Poor Picnic stood there looking so dejected, his head hanging almost to his knees. But it was his eyes that got me. He’d never known kindness.

“Thirty pounds?”

A man on the other side of the ring raised his hand, seemingly reluctant, and I glimpsed his eyes under his tweed cap. They looked as if they didn’t know the meaning of kindness either, and my heart broke. So little for a life.

“Thirty-five pounds!”

Good grief. Did I just shout that?

The hammer came down.

“Sold to the lady on my right. Congratulations, love. He’ll be a right cracker.”

Now what? I’d never had to transport a pony before, but I was fairly sure it wouldn’t fit into the boot of a Toyota Prius. I didn’t even have a headcollar.

I was still standing there, dazed, when a young lad handed over a piece of frayed baling twine with Picnic attached to the other end and held out his palm for the cash.

“You look confused, lady.”

“I’m just not quite sure how I’m going to get him home.”

He jerked his thumb to the side. “Try old Joe. He’s got a trailer.”

Turned out old Joe was delighted to help. For the bargain price of eighty-five pounds, he delivered Picnic on his piece of string right to my garden gate.

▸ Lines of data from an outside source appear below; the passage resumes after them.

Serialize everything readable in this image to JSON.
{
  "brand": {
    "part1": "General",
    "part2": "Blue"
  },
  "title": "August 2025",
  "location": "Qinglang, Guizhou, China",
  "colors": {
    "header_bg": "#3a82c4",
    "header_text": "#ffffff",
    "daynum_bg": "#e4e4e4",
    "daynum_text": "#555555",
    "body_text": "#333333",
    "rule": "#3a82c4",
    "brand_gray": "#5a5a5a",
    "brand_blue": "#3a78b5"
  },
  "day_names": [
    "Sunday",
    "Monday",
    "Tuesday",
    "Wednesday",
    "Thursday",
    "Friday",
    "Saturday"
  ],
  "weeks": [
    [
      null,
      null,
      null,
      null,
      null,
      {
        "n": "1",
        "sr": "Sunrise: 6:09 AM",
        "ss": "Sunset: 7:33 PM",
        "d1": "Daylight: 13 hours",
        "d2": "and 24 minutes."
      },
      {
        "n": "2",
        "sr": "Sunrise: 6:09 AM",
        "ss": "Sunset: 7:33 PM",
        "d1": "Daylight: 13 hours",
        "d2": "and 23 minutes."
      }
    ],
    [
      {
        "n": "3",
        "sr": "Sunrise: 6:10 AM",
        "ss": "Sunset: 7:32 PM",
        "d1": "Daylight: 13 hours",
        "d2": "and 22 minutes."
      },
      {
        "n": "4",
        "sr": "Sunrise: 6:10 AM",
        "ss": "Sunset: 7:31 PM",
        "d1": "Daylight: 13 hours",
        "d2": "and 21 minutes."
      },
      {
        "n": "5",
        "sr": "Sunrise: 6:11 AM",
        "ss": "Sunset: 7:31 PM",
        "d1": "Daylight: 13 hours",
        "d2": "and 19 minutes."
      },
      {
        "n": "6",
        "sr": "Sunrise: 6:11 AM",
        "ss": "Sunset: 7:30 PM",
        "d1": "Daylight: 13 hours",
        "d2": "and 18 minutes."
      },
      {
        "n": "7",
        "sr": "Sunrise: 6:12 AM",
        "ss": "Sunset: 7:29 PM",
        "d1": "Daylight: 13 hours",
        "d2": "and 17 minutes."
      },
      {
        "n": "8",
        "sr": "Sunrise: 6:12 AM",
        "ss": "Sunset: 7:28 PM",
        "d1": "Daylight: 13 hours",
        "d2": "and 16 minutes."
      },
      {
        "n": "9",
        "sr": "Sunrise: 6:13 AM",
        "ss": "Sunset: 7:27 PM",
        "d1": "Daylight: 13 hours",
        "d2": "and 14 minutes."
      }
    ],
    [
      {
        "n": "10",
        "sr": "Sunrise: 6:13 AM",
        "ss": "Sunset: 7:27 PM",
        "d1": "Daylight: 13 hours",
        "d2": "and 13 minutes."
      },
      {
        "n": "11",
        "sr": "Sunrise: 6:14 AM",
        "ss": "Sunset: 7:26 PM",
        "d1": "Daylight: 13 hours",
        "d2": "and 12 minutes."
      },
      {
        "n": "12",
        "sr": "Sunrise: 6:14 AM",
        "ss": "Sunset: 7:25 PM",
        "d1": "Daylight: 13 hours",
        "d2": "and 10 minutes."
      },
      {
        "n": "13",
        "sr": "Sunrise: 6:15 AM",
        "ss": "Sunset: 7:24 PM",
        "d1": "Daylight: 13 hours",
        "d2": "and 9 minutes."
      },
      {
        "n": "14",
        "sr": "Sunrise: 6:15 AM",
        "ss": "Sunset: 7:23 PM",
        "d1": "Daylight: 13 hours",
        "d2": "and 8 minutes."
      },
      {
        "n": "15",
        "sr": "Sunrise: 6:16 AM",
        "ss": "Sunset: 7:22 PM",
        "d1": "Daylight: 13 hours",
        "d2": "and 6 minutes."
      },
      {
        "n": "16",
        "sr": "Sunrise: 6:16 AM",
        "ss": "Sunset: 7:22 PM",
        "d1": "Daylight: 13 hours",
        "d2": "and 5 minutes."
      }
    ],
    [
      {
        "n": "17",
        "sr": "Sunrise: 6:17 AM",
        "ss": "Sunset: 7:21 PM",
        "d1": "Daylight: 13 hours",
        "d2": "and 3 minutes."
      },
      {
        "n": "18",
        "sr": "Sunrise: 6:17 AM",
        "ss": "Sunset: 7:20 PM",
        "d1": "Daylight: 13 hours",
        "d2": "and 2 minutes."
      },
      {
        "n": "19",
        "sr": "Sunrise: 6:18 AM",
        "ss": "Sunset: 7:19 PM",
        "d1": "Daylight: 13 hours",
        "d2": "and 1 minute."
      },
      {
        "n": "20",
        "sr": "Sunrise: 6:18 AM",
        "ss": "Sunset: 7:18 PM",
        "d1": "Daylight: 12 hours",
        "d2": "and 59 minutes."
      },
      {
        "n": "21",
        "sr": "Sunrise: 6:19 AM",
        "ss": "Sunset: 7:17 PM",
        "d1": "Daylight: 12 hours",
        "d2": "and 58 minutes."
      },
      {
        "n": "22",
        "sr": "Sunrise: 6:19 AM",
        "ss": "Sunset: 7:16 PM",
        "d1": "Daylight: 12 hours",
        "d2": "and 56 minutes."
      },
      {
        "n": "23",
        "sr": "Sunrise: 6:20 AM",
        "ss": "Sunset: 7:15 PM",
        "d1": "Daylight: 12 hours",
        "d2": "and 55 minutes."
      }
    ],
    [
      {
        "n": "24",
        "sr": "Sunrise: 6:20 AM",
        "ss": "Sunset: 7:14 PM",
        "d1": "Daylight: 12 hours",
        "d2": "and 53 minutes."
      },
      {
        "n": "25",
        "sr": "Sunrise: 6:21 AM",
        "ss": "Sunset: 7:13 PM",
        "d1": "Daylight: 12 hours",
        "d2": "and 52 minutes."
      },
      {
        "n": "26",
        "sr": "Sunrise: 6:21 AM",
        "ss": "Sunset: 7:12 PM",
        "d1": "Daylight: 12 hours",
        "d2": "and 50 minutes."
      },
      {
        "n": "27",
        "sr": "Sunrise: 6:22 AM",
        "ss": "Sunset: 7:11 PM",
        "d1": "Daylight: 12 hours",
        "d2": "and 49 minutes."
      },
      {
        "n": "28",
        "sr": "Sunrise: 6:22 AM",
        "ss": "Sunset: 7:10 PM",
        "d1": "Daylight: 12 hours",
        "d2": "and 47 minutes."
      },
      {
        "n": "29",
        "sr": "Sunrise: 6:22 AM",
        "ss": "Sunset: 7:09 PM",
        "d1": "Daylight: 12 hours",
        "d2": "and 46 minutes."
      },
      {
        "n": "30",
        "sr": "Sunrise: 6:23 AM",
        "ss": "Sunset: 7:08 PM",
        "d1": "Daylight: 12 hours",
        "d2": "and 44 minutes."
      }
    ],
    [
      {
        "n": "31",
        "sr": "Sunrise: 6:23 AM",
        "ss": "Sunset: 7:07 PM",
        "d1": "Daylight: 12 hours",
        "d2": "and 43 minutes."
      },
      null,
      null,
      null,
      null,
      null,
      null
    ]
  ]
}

“You keeping him in there, love?”

“I think so. Yes. Yes, I am.”

“But there’s a big hole in the back fence.”

I followed his finger as he pointed. So there was. I hadn’t ventured outside much, and the garden was enormous. More like a jungle, really, and the inside of the house depressed me quite enough already.

“He was a bit of an impulse buy.”

For another thirty pounds, Joe fished around in my tumbledown shed for some old planks, then nailed them over the gap. He waved cheerily as he drove off with my pile of money.

Fantastic.

“Okay, Picnic, it’s just you and me. Please don’t eat the door handles, and if you could avoid scratching your bottom on my car, I’d be much obliged.”

Never again would I act on impulse.

CHAPTER 2

FAST-FORWARD THREE months, and Picnic was a little on the chubby side. He had his own bucket instead of drinking from the washing-up bowl, and thanks to the support of my new buddies on the Horse and Hound internet forum, I’d begun riding him.

Which led us to our current predicament.

Theoretically, it should have been possible for me to navigate by the stars, which were now beginning to twinkle in the rapidly blackening sky. But I didn’t know my Polaris from my elbow, so we’d run out of luck there.

“Do you know the way back, boy?”

I’d once read an article about horses and their sense of direction. According to the author, if you gave a pony its head, it would always find its way home. I dropped Picky’s reins and crossed my fingers, only for him to take two steps to a particularly juicy clump of grass and start noshing. So much for that idea.

How cold did it get at night? Sure, it was only early September, but I still needed my duvet, and my little portable heater had been on for the last fortnight.

“Picky, just walk, okay? You won’t get carrots if we can’t find our way home.”